We meet on a turn-out lane like we always do. There’s a hill that slopes down from the road into a poppy field. It’s all just green, overgrown grass right now, but in spring I’ll photograph couples here in this field that will become a sea of red. I park behind you, flash my headlights, our signal, and wait for you to get into my car. The routine’s always the same: make out, hand job, ten-minute sex. This was more fun when we were stupid teenagers. The sneaking around felt less risky. You’d get that cheater-high, and I’d think you actually liked me. Now I just come back for information. We talk for hours after sex, about your girlfriend, mostly. I ask questions, and you answer them. I knew her before you knew her, but you don’t know that yet. She and I were roommates in college. We’d drink on empty stomachs, share secrets, kiss in the dark. Then she moved out, and I thought that was it. Until you texted me, and we fucked, and you said her name. That’s called fate.
The first time I asked you about her, you only said, she’s nice, but your eyes said more, and because of that, I almost deleted your phone number. We both know she is more than nice. And we’re not. Because we never deviate. Except for tonight. Instead of getting in my car, you walk around to my window and say, “I want to try something different.”
“Different how?”
“I want to try it outside.”
“No,” I say, almost laughing. “Somebody might see.”
“So?” You say this as if being caught having sex with me wouldn’t ruin your life. “No one’s going to see.”
“I don’t know.”
“I do,” you say, walking to the front of my car.
I sit for a moment, watching you watch me. I want the moon to go dark. All the stars to go dead. Total blackout. I turn on my brights so you can’t see me. I think about backing away and leaving you. Ending this. I wouldn’t have to be your “friend with benefits” anymore. Not even your friend either. I could kill this just by driving away. I could roll all my windows down, let the night air purge you from the interior of my car. I could hold my hand out the window, fingers spread wide, and let it purge you from me.
But then I remember your girlfriend, and the way you smell like her—warm vanilla—and I want to breathe you in.
“Come on,” you mouth to me, and I do.
We jump the guardrails and walk into the poppy field. Most of the flowers are still shut tight in green bulbs like a cyclops’s eye. There are pockets of blooms, though. Hard to see in the dark, with their petals closed, but as we move farther in, I sometimes catch a glimpse of red and know that soon, this whole field will wake up. The turn-out will become a tourist attraction, and I’ll take photos of people in their different seasons—proposals, engagements, weddings, baby announcements. I wonder if you’ll propose here, and if you’ll book me. I wonder if your girlfriend will hug me the way she used to, and if I’ll be pulled to her like a tide. Will you try and catch secret glances with me as I move your girlfriend in and out of frame? You’ll get down on one knee in this field where we had sex, now red everywhere, and I’ll watch your girlfriend, capturing the shape of her lips as she says, yes!, and later that night, maybe I’ll draft a text message with some sort of confession, staring at her photos like I’ve done so many times. Maybe you’ll text me to meet up, and I’ll trace my fingers across your fiancée’s cupid’s bow, envisioning her face framed by thousands of poppies, and for the first time, maybe I’ll say no.
“Are we far enough yet?” I ask.
You look toward the road. A car drives by. Its headlights are thin and yellow. “I guess so,” you say.
We lie in the poppies, making a bed of them. We go slow. You kiss me as if you’re sinking, and if I didn’t already know you, I would have thought that you really wanted me. I close my eyes and pretend I see us from above. I pretend the field is all red.

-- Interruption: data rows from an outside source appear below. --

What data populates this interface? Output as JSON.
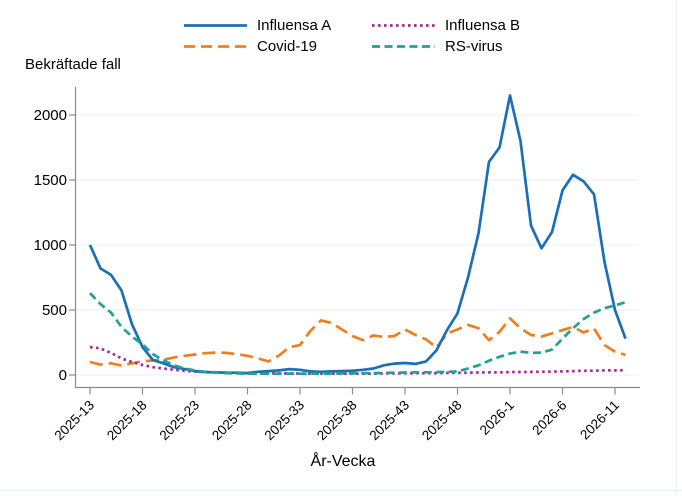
{
  "legend": {
    "items": [
      {
        "label": "Influensa A",
        "color": "#1b6fb5",
        "dash": "solid"
      },
      {
        "label": "Influensa B",
        "color": "#a32a94",
        "dash": "dot"
      },
      {
        "label": "Covid-19",
        "color": "#f07d1e",
        "dash": "long-dash"
      },
      {
        "label": "RS-virus",
        "color": "#1fa294",
        "dash": "dash"
      }
    ]
  },
  "chart_data": {
    "type": "line",
    "title": "",
    "ylabel": "Bekräftade fall",
    "xlabel": "År-Vecka",
    "ylim": [
      0,
      2200
    ],
    "yticks": [
      0,
      500,
      1000,
      1500,
      2000
    ],
    "grid": "horizontal",
    "legend_position": "top",
    "x": [
      "2025-13",
      "2025-14",
      "2025-15",
      "2025-16",
      "2025-17",
      "2025-18",
      "2025-19",
      "2025-20",
      "2025-21",
      "2025-22",
      "2025-23",
      "2025-24",
      "2025-25",
      "2025-26",
      "2025-27",
      "2025-28",
      "2025-29",
      "2025-30",
      "2025-31",
      "2025-32",
      "2025-33",
      "2025-34",
      "2025-35",
      "2025-36",
      "2025-37",
      "2025-38",
      "2025-39",
      "2025-40",
      "2025-41",
      "2025-42",
      "2025-43",
      "2025-44",
      "2025-45",
      "2025-46",
      "2025-47",
      "2025-48",
      "2025-49",
      "2025-50",
      "2025-51",
      "2025-52",
      "2026-1",
      "2026-2",
      "2026-3",
      "2026-4",
      "2026-5",
      "2026-6",
      "2026-7",
      "2026-8",
      "2026-9",
      "2026-10",
      "2026-11",
      "2026-12"
    ],
    "xtick_labels": [
      "2025-13",
      "2025-18",
      "2025-23",
      "2025-28",
      "2025-33",
      "2025-38",
      "2025-43",
      "2025-48",
      "2026-1",
      "2026-6",
      "2026-11"
    ],
    "series": [
      {
        "name": "Influensa A",
        "color": "#1b6fb5",
        "dash": "solid",
        "values": [
          1000,
          820,
          770,
          650,
          390,
          215,
          115,
          90,
          60,
          45,
          30,
          22,
          20,
          18,
          18,
          15,
          25,
          30,
          35,
          45,
          40,
          28,
          25,
          28,
          30,
          33,
          40,
          50,
          75,
          88,
          92,
          85,
          105,
          190,
          345,
          475,
          750,
          1090,
          1640,
          1750,
          2150,
          1800,
          1150,
          975,
          1100,
          1420,
          1540,
          1490,
          1390,
          870,
          500,
          280
        ]
      },
      {
        "name": "Covid-19",
        "color": "#f07d1e",
        "dash": "long-dash",
        "values": [
          100,
          80,
          90,
          72,
          90,
          105,
          112,
          118,
          135,
          148,
          158,
          168,
          172,
          170,
          160,
          148,
          128,
          105,
          150,
          215,
          230,
          340,
          420,
          400,
          350,
          300,
          268,
          305,
          292,
          300,
          350,
          308,
          275,
          210,
          320,
          350,
          385,
          360,
          268,
          332,
          435,
          360,
          308,
          295,
          320,
          345,
          370,
          328,
          358,
          230,
          180,
          155
        ]
      },
      {
        "name": "Influensa B",
        "color": "#a32a94",
        "dash": "dot",
        "values": [
          215,
          205,
          170,
          128,
          100,
          78,
          60,
          50,
          40,
          32,
          27,
          23,
          20,
          18,
          15,
          14,
          13,
          12,
          12,
          12,
          11,
          10,
          10,
          10,
          10,
          10,
          10,
          11,
          12,
          12,
          13,
          14,
          14,
          15,
          16,
          17,
          18,
          19,
          20,
          21,
          22,
          23,
          24,
          25,
          26,
          28,
          30,
          32,
          33,
          35,
          35,
          38
        ]
      },
      {
        "name": "RS-virus",
        "color": "#1fa294",
        "dash": "dash",
        "values": [
          630,
          545,
          480,
          370,
          295,
          235,
          160,
          112,
          75,
          50,
          35,
          25,
          18,
          15,
          12,
          10,
          10,
          10,
          10,
          10,
          10,
          10,
          10,
          11,
          12,
          13,
          14,
          15,
          16,
          18,
          19,
          20,
          21,
          22,
          24,
          28,
          50,
          75,
          110,
          140,
          165,
          180,
          170,
          172,
          195,
          280,
          360,
          430,
          480,
          515,
          535,
          560
        ]
      }
    ]
  }
}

“Will you?” I ask. It’s so dark that we can’t see each other anymore, and I’m not sure if you know what I’m asking. This is the first time I’ve asked you to go down on me, and I wonder if this is the difference you were looking for tonight. If you’d grown bored of me, too.

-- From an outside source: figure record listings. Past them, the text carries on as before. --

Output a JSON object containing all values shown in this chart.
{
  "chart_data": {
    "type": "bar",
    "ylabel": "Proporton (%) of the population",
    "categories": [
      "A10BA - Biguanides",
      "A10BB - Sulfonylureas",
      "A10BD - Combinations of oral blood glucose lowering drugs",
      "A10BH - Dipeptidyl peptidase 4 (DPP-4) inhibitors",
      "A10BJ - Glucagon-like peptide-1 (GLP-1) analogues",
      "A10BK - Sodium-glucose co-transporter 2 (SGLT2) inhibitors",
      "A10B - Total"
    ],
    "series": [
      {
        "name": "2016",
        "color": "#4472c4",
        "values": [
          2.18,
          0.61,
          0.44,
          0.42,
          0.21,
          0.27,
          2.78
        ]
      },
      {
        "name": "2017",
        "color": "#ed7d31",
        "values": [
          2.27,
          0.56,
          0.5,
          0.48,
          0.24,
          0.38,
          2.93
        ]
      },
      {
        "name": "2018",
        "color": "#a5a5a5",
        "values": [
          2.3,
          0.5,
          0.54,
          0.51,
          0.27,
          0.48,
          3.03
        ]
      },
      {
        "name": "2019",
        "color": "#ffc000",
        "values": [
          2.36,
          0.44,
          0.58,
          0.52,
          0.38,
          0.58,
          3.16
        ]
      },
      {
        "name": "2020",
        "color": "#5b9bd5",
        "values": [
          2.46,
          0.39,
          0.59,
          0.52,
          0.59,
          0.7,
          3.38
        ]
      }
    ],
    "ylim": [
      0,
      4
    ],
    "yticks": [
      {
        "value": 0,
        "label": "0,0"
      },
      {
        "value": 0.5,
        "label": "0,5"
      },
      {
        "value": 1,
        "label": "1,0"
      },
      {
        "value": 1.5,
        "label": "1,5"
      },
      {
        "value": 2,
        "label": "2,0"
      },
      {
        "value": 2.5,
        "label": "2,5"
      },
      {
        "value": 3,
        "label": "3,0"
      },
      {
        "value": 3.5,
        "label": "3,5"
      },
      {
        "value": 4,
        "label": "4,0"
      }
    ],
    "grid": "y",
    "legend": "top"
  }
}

I feel you nod in response, and you move down my body. I bet your girlfriend has asked the same question, probably in the same dizzy whisper. The one that I remember. As you place your face between my legs and move your tongue, I realize you don’t know what you’re doing.

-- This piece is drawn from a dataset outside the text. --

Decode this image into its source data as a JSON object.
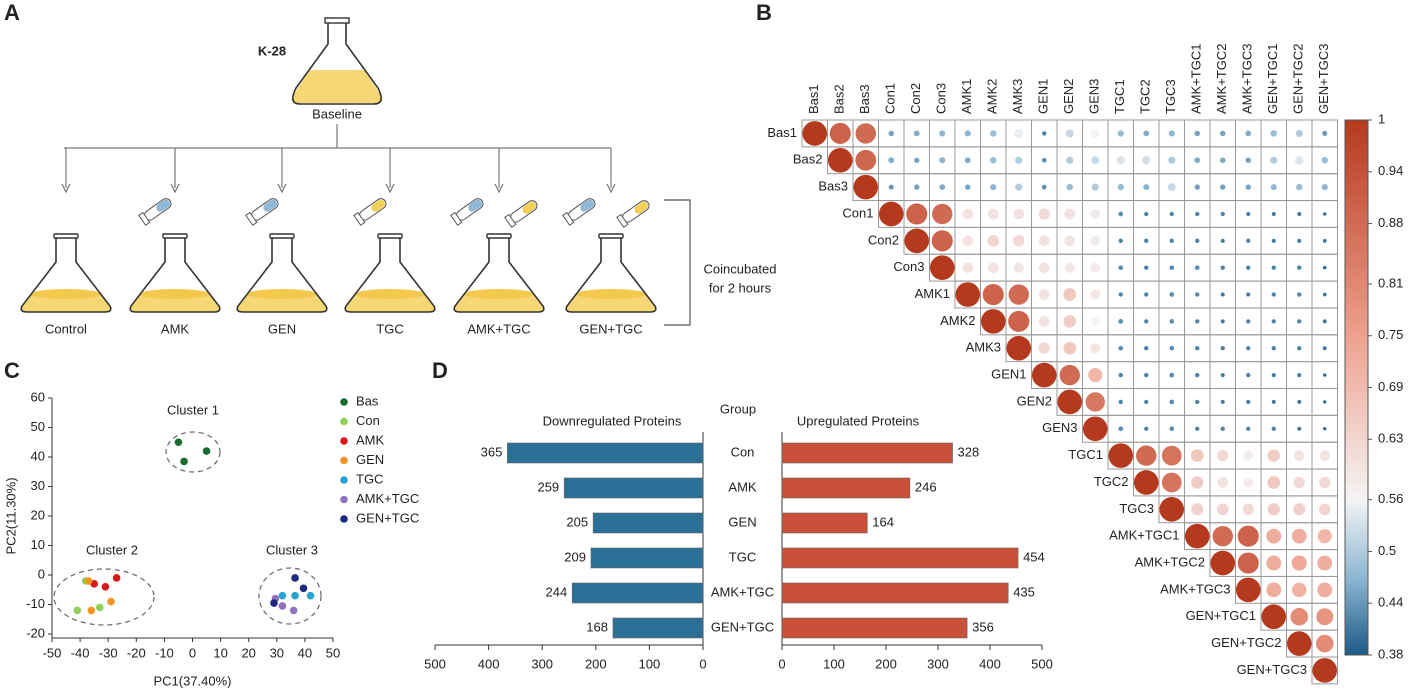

“Up,” I say. “Left more.” I hold your hair and pull a little to let you know when it feels good. I stare up into the night. The stars out here are brighter than I’ve ever seen. All clear, all scattered. They tell me that this will be our last time together. When you go home, your girlfriend will know you’ve been with someone else. She’ll recognize me in this touch. The new way you’ve learned to get her off. There will be no more pretending. I picture her face again and imagine what she’ll sound like. I lean my head back and close my eyes, feel the poppies and her against me.